I Sent My Girlfriend's Mother to Review a Canadian EDM Festival
All Photos Courtesy of Diane

I Sent My Girlfriend's Mother to Review a Canadian EDM Festival

Spoiler alert: her recap includes inflatable dolphins, security selfies, and Top 40 DJ slander.
June 10, 2016, 3:35pm

This past weekend, my girlfriend and I travelled to Montreal to attend MUTEK, the long-running electronic music and digital arts festival, known for its carefully curated and diverse programming. With a lineup featuring up-and-coming and pioneering Canadian and international artists, we caught sets from Tim Hecker, Machinedrum, Project Pablo, and more, in a variety of indoor and outdoor venues.

While it was lovely, it was also far from the only multi-day Canadian music event taking place the first weekend of June. One province over and a couple thousand kilometres away, the city of Kitchener, Ontario (approximately an hour and a half west of Toronto) was hosting the inaugural Ever After Music Festival, headlined by EDM heavyweights Skrillex, Zedd, Dillon Francis, Adventure Club, and others.


Unfortunately for me, I had no freelance writers based in the predominantly university town to cover the camping festival, but a few days before the event, I had a brainwave: why not send my girlfriend's mother, Diane? Sure, a 61-year-old woman who primarily listens to classical and jazz might not be the target audience of Ever After's organizers, but as the co-founder of a high-end audio equipment company, she knows a thing or two about how music is supposed to sound live. Plus, she lived a short cab ride away from the outdoor venue.

I sent her a quick Facebook message, and to my complete surprise, she agreed. I arranged for her to be accredited on the Saturday, and then called her up a few days later to find out the results of my little social experiment.

THUMP: Hello Diane, so tell me about your experiences at Ever After this weekend, I assume it was your first time attending a music festival of this sort?
Diane: Actually it was. I've attended a ton of music festivals as you can well imagine, but I've never attended one like this. That's why I texted you a few photographs, my experience started with getting in, and they actually patted us down. There were all these police constables hanging around doing nothing, so I said to them, 'Hey is it inappropriate for me to ask you to get into a picture?'

What was the venue like?
It was held at Bingemans Fairgrounds, which was named after Jonas Bingeman, a local food magnate who had a restaurant in downtown Kitchener called Kitchener Dairies.

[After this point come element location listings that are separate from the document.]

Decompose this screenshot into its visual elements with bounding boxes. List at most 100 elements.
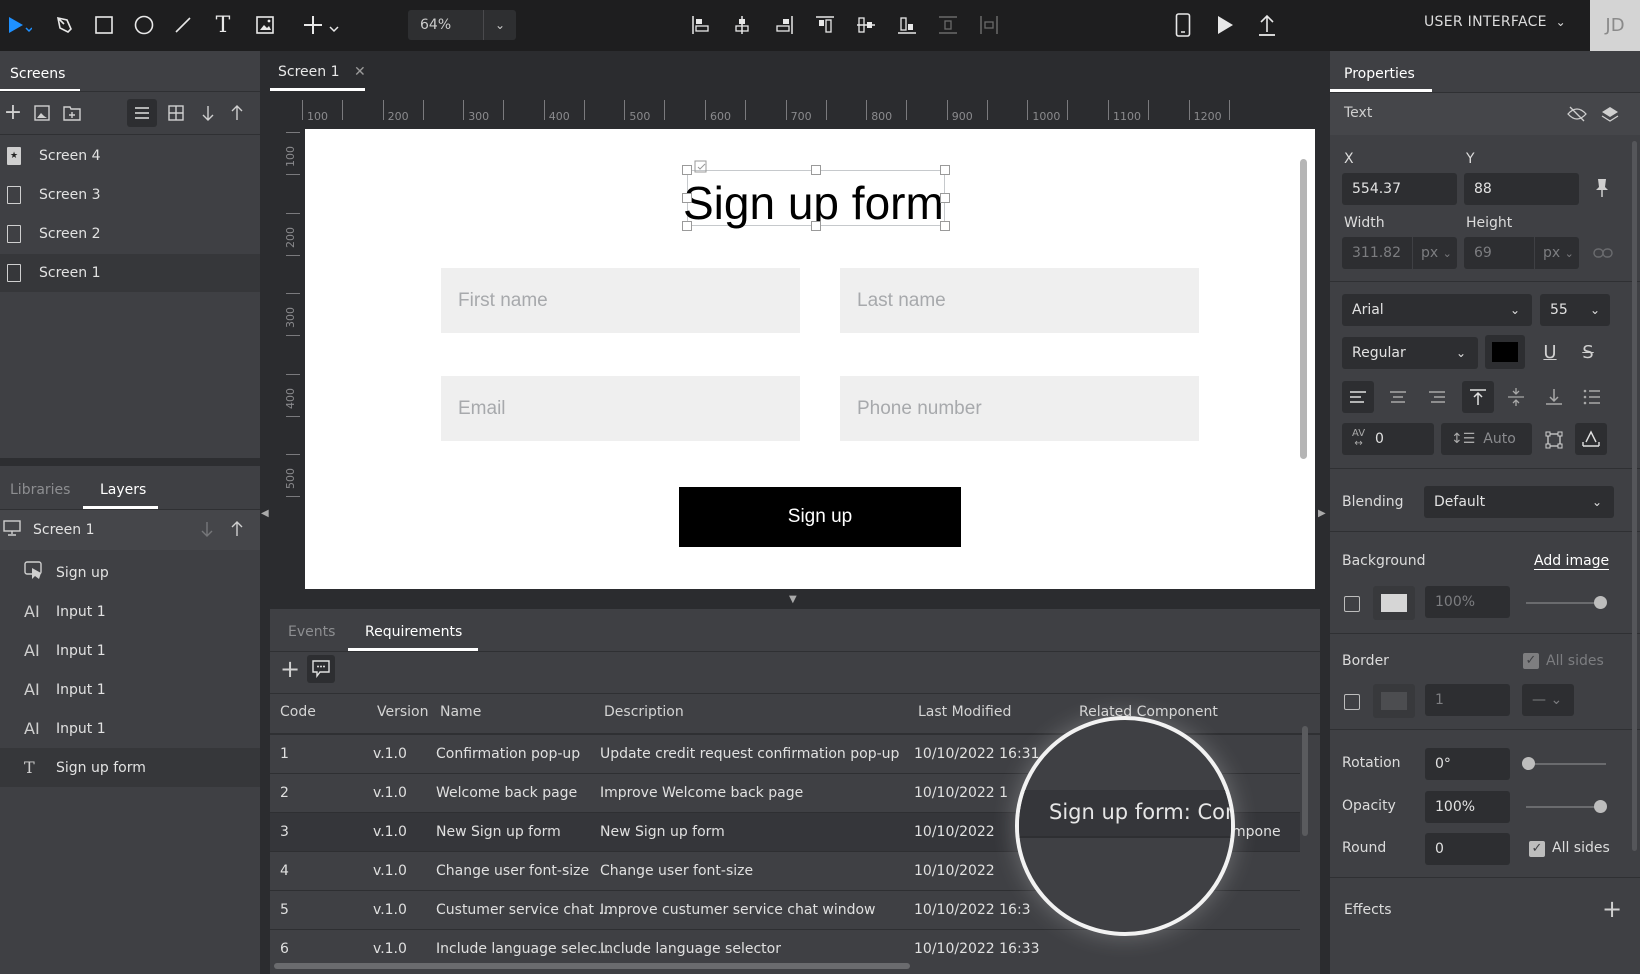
line-tool-icon[interactable] [170,12,196,38]
border-style-select[interactable]: — ⌄ [1522,684,1574,716]
layer-item[interactable]: AI Input 1 [0,592,260,631]
align-text-center-icon[interactable] [1382,381,1414,413]
text-color-swatch[interactable] [1485,335,1525,369]
auto-size-icon[interactable] [1539,425,1569,455]
add-image-link[interactable]: Add image [1534,553,1610,570]
background-checkbox[interactable] [1344,596,1360,612]
comment-icon[interactable] [307,655,335,683]
col-last-modified[interactable]: Last Modified [918,704,1011,720]
font-size-select[interactable]: 55 ⌄ [1540,294,1610,326]
canvas-scrollbar[interactable] [1300,159,1307,459]
add-image-screen-icon[interactable] [32,103,52,123]
border-width-input[interactable]: 1 [1425,684,1510,716]
font-family-select[interactable]: Arial ⌄ [1342,294,1532,326]
resize-handle[interactable] [682,193,692,203]
screen-item-selected[interactable]: Screen 1 [0,254,260,292]
properties-scrollbar[interactable] [1632,141,1637,851]
align-bottom-icon[interactable] [894,12,920,38]
screen-item[interactable]: ★ Screen 4 [0,137,260,175]
resize-handle[interactable] [682,221,692,231]
panel-divider[interactable] [0,458,260,466]
width-input[interactable]: 311.82 px ⌄ [1342,237,1457,269]
export-icon[interactable] [1254,12,1280,38]
project-menu[interactable]: USER INTERFACE ⌄ [1424,14,1566,30]
align-right-icon[interactable] [771,12,797,38]
artboard[interactable]: Sign up form First name Last name Email … [305,129,1315,589]
col-code[interactable]: Code [280,704,316,720]
text-baseline-icon[interactable] [1575,423,1607,455]
align-text-left-icon[interactable] [1342,381,1374,413]
grid-view-icon[interactable] [166,103,186,123]
add-effect-icon[interactable]: + [1600,895,1624,923]
background-opacity-input[interactable]: 100% [1425,586,1510,618]
email-field[interactable]: Email [441,376,800,441]
line-height-input[interactable]: ↕☰ Auto [1441,423,1532,455]
pin-icon[interactable] [1592,177,1612,199]
tab-events[interactable]: Events [288,624,335,640]
layer-item[interactable]: AI Input 1 [0,670,260,709]
tab-libraries[interactable]: Libraries [10,482,70,498]
add-screen-icon[interactable]: + [2,100,24,125]
table-horizontal-scrollbar[interactable] [274,963,910,969]
tab-requirements[interactable]: Requirements [365,624,462,640]
layer-item-selected[interactable]: T Sign up form [0,748,260,787]
tab-screen-1[interactable]: Screen 1 ✕ [278,64,366,80]
background-color-swatch[interactable] [1373,586,1415,620]
col-description[interactable]: Description [604,704,684,720]
distribute-vertical-icon[interactable] [935,12,961,38]
rectangle-tool-icon[interactable] [91,12,117,38]
tab-layers[interactable]: Layers [100,482,146,498]
image-tool-icon[interactable] [252,12,278,38]
list-bullets-icon[interactable] [1576,381,1608,413]
add-tool-icon[interactable] [300,12,344,38]
height-input[interactable]: 69 px ⌄ [1464,237,1579,269]
slider-knob[interactable] [1522,757,1535,770]
select-tool-icon[interactable] [6,12,32,38]
layers-icon[interactable] [1600,104,1620,124]
resize-handle[interactable] [811,221,821,231]
align-text-right-icon[interactable] [1421,381,1453,413]
layer-item[interactable]: AI Input 1 [0,709,260,748]
valign-middle-icon[interactable] [1500,381,1532,413]
table-vertical-scrollbar[interactable] [1302,726,1308,836]
height-unit-select[interactable]: px ⌄ [1534,237,1574,269]
underline-icon[interactable]: U [1538,339,1562,365]
tab-properties[interactable]: Properties [1344,66,1415,82]
hide-icon[interactable] [1567,105,1587,123]
move-down-icon[interactable] [198,103,218,123]
resize-handle[interactable] [940,165,950,175]
col-name[interactable]: Name [440,704,481,720]
align-left-icon[interactable] [688,12,714,38]
width-unit-select[interactable]: px ⌄ [1412,237,1452,269]
border-checkbox[interactable] [1344,694,1360,710]
align-center-v-icon[interactable] [853,12,879,38]
rotation-input[interactable]: 0° [1425,748,1510,780]
col-version[interactable]: Version [377,704,428,720]
close-icon[interactable]: ✕ [354,64,366,80]
y-input[interactable]: 88 [1464,173,1579,205]
text-tool-icon[interactable]: T [210,12,236,38]
border-color-swatch[interactable] [1373,684,1415,718]
round-input[interactable]: 0 [1425,833,1510,865]
distribute-horizontal-icon[interactable] [976,12,1002,38]
pen-tool-icon[interactable] [52,12,78,38]
valign-top-icon[interactable] [1462,381,1494,413]
sign-up-button[interactable]: Sign up [679,487,961,547]
x-input[interactable]: 554.37 [1342,173,1457,205]
move-up-icon[interactable] [230,521,244,541]
play-icon[interactable] [1212,12,1238,38]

I bet you were the only one attending the festival who knew that history. Bingemans used to be a park on the outskirts of the city and now I'm shocked how close it is. It's very beautiful. There's a big hill and where the festival was, there's sort of a low area with a natural bowl shape, it was very nice with the sound.

What were your impressions of the crowd? It was like a sideshow carnival, everybody was dancing. I really feel the people were there for a physical experience rather than a musical adventure, but they were singing along to all the songs. They were often throwing inflatable objects at the stage, like a dolphin, and frankly I thought that was disrespectful.

What did you think of the performances? You told me you saw Marshmello, did you like his set?
I can't really describe it but there was a rhythmic coordination to the music and a constant repeating of formulas. I recognize a lot of the music involved popular video game [references], am I wrong?

I really thought the graphics were really uninspiring. I didn't think much of them at all, and I don't know if it's because I'm ignorant to popular culture, but I don't understand how that would affect my aesthetic appreciation of things. Marshmello's visuals were a bit more flamboyant.


Were you shocked by the behaviour of any of the attendees? I could smell weed, I honestly don't know how they got it in, I wouldn't have even dared. People were getting drunk and they were high, but they were upright regardless of whether or not they were imbibing.

Did anyone come up to you wondering what you were doing there? Yes, as a matter of fact! [Laughs] A young man came up behind me in a, you know, provocative way, and then I turned around. He started laughing, and I was laughing, he obviously didn't think I was 61-years-old until he saw my face. Then he said, 'I really hope you have a great time,' and I said, 'I will,' but it was kind of an awkward moment.

Do you think you'd recommend attending Ever After to your friends or someone who's never been to a similar festival? I would definitely recommend people go. There were lots of places at that location to go off away from the main stage and into very nice grassy areas. I would say people would have fun as long as they're not hung up on people smoking weed and having their tops off. But isn't that kind of the standard for music festivals, people are kind of liberated? I think it's a great thing to have in town.

Last question, would you ever listen to any of the artists you saw in the comfort of your own living room? Probably not. [Laughs]

Thanks Diane, I'll be in touch when I need somebody to cover Digital Dreams for THUMP this summer.